E così che oltre al tortello di patate, il ruolo di volano della gastronomia locale (nonché icona del paesaggio e parte integrante del patrimonio storico-culturale) è appannaggio del marrone di Mugello IGP: sparsi su 3300 ettari, i castagneti dell’Appennino mugellano producono un frutto di altissima qualità, che viene raccolto da oltre 60 castanicoltori (la raccolta avviene tra ottobre e novembre) e in seguito usato nelle cucine di ristoranti e trattorie.

ll castagno è presente in Mugello fin dall’epoca romana ma è nell’alto medioevo che assume una rilevanza economica tale da essere rappresentato nei registri commerciali e catastali di Firenze. Fino al primo dopoguerra il marrone e la farina sono stati uno degli alimenti principali nella dieta della popolazione locale, apportando elementi utili alla salute quali zuccheri semplici, sali minerali, grassi insaturi e antiossidanti Omega3 e Omega6.

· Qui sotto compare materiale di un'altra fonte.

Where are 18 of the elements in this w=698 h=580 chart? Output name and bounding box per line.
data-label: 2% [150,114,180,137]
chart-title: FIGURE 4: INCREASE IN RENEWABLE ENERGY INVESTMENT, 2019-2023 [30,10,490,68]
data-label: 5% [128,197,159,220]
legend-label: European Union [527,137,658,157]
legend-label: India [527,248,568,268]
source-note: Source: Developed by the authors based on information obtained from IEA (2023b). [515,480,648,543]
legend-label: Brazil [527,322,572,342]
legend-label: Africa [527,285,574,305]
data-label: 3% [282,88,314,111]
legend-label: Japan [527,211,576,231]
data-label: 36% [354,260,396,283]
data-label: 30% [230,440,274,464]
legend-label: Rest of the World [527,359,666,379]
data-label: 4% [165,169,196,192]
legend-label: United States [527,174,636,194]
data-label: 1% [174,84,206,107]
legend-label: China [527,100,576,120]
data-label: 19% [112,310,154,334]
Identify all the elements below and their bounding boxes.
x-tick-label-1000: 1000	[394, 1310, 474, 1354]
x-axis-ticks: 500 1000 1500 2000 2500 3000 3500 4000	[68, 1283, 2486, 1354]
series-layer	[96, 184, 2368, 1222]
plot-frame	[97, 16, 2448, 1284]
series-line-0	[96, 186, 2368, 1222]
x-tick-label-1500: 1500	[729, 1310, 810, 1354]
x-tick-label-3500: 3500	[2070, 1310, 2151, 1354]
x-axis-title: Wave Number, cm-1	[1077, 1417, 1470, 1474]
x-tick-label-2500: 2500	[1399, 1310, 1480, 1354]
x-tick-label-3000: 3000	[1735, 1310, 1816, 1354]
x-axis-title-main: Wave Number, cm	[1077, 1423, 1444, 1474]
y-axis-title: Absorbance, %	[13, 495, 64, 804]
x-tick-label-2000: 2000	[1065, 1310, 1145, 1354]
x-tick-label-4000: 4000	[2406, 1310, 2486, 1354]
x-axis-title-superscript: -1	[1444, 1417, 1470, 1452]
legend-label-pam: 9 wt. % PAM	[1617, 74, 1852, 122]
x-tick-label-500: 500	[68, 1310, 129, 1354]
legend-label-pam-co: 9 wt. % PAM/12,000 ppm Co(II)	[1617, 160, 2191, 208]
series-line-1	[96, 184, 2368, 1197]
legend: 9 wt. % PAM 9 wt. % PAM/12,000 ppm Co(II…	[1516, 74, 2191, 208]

Oggi l’uso del marrone di Mugello IGP è completamente diverso. È un ingrediente ricercato e distintivo per ricette tradizionali e innovative ed entra in piatti dolci e salati e spazia dai ripieni al gelato. Ad un gusto dolce e pulito accompagna sentori di vaniglia, nocciola e mandorla.

Abbiamo assaggiato il marrone di Mugello IGP nelle più svariate fogge grazie all’interpretazione di una serie di chef del territorio. Eccoli, con i rispettivi piatti:
Antica Porta di Levante (Cristian Borchi): Sfilacciato di cinta senese, marinato con miele del Mugello e cavolo marinato all’aceto di vino servito in una focaccia fatta con farina di grani antichi e zafferano delle colline fiorentine.
Il Camino (Simona Sartoni): Tortelli di Marroni con olio e formaggio e Torta di Marroni.
Il Cantuccio (Francesco Cappelli): Pesche con marmellata di marroni, Cheesecake con marron glacè e Ciambella di Farina di Castagne.
Il Casolare (Carlo Carzaniga): Budino di marrone di Marradi IGP.
La Colombaia (Lubiana Vinci): Insalata di radicchi con Marroni e lardo croccante, Tortelli di Patate con Ragù di carne e Torta di Marroni.
La Torre Osteria et Bottega (Lorenzo Dugheri): Maritozzo salato alla farina di marroni, mousse di raveggiolo, aringa e cipolla sottosale + Pane ai Marroni da servire con olio.

Palazzo Torriani (Annamaria Tagliaferri e Mariaemilia Donati): Orecchiette con farina di marroni con burro e pecorino e Tortellini fritti di Marroni (Golosi dolcetti a forma di tortello, ripieni di pasta di marrone fresco a cui vengono aggiunti alchermes, rhum, vaniglia; poi avvolti in una sfoglia matta a base di farina, latte, burro e sale. Infine vengono fritti in abbondante olio caldo e cosparsi di zucchero).